Note the extra attribute data-ref on the table widget. It indicates that the widget uses the data from another widget called school and should be updated whenever the school widget is updated.


HTML elements that display data are called HTRAF widgets. HTRAF recognizes widgets by presence of attribute data-htsql.

HTRAF supports a numerous types of widgets and allows one to extend it with custom widgets.

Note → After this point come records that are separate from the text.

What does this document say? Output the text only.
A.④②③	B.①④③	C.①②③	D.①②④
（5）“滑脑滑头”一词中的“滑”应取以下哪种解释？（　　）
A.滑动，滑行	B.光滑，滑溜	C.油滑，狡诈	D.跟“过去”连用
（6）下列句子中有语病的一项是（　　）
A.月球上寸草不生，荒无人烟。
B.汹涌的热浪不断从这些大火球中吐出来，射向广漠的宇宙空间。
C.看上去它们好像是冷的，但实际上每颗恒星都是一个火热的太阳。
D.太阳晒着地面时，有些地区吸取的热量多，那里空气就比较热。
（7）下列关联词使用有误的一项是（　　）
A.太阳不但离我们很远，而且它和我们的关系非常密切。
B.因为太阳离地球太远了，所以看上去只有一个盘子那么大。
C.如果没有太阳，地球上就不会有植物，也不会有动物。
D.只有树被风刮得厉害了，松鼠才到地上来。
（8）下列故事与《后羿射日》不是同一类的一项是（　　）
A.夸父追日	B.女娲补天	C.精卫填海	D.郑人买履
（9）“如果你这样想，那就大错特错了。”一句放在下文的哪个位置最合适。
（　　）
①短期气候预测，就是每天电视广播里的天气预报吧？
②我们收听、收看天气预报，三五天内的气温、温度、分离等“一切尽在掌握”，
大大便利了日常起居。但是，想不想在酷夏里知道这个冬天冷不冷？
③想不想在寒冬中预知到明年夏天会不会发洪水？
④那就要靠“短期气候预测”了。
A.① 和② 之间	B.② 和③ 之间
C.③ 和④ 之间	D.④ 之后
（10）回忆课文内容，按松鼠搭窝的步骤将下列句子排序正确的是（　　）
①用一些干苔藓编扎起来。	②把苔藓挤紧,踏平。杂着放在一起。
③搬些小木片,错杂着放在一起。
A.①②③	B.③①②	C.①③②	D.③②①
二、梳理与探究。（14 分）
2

The type of a widget is determined as follows:

  • The value of attribute data-widget if it is set.
  • Otherwise, the name of the tag; if it is a valid widget name.
  • Otherwise, use singleValue --- the default widget.

In the following example, the type of the widget is determined from value of data-widget:

HTRAF takes over the widget content, preserving the tag itself, but replacing the content with generated data.

Some widgets (such as table or select list) allows one to select a row in the output.

Table Widget

Probably the most common widget in HTRAF, table renders data using HTML <table> element.

The table widget is selectable, when selected, it emits the value from the first output column.



data-hide-column-0 (true)

Do not display the first output column.

Useful when the first column contains a value of the key to pass to dependent widgets, but the the value itself is not needed in the output.


Even though the query produces two columns, the first column is hidden from the table. It is still used to pass the school code to the dependent widget.

CSS Classes

rN (N is integer starting from 0)
Set on N-th row (<tr>) element of the widget.
cN (N is integer starting from 0)
Set on each N-th column (<td>) element of the widget.
even, odd
Set on each even/odd row element.

Select Widget

The select widget presents data in the form of a drop-down menu using a <select> element.

The associate HTSQL query should produce two or one columns. When the output has two columns, they are used to populate the value and the label of each option; if only one column is available, it is used to populate both the value and the label.




The select widget admits multiple selections. When more then one choice is selected, the values are passed to the dependent widgets as a selector.


UL and OL Widgets

The ul and ol widgets present data in a form of an unordered and ordered lists using <ul> and <ol> HTML elements.

Just like select widgets, the ul and ol widgets accept input data with one or two columns; when two columns are given, the second column is used to populate the content of each entry.


IFrame Widget

The iframe widget embeds the response from the HTSQL server into a frame. This is the only widget that does not render JSON data, but relies on HTSQL server to send formatted output in HTML.


Chart Widget

The chart widget presents data in a graphical form. The first column of the output specifies the chart labels, the remaining columns specify the respective values.

Since HTML does not have a <chart> element, you need to specify the widget type using data-widget attribute.


Chart Types

The widget provides several types of charts: bar chart, pie chart and line chart. The chart type is specified using data-type attribute.

Bar Chart

To display a bar chart, the input data should contain two or more columns: the first column contains the labels, the subsequent columns are numeric values. Each value is represented by the height of a rectangular bar.

Stacked Bar Chart

Same as the regular bar chart except that when the data contain two or more value columns, the respective bars are stacked in a single line.

Pie Chart

For a pie chart, the input data should contain two columns: the labels and respective numeric values.

Line Chart

To generate a line chart, the input data should contain two or more columns: the first column contains (numeric or date) values for the X axis, the rest contain numeric values for the Y axis.



data-type (bar (default), stack, pie, line)

data-legend (ne (default), se, nw, sw, no)

data-title (a string)

data-show-title (true (default) or false)

data-yint (true or false (default))

data-x-vertical (true or false (default))


This is a fall-back widget, it is used when the actual widget type is not found. The widget replaces the content of the tag with the value from the first row and the first column of the output.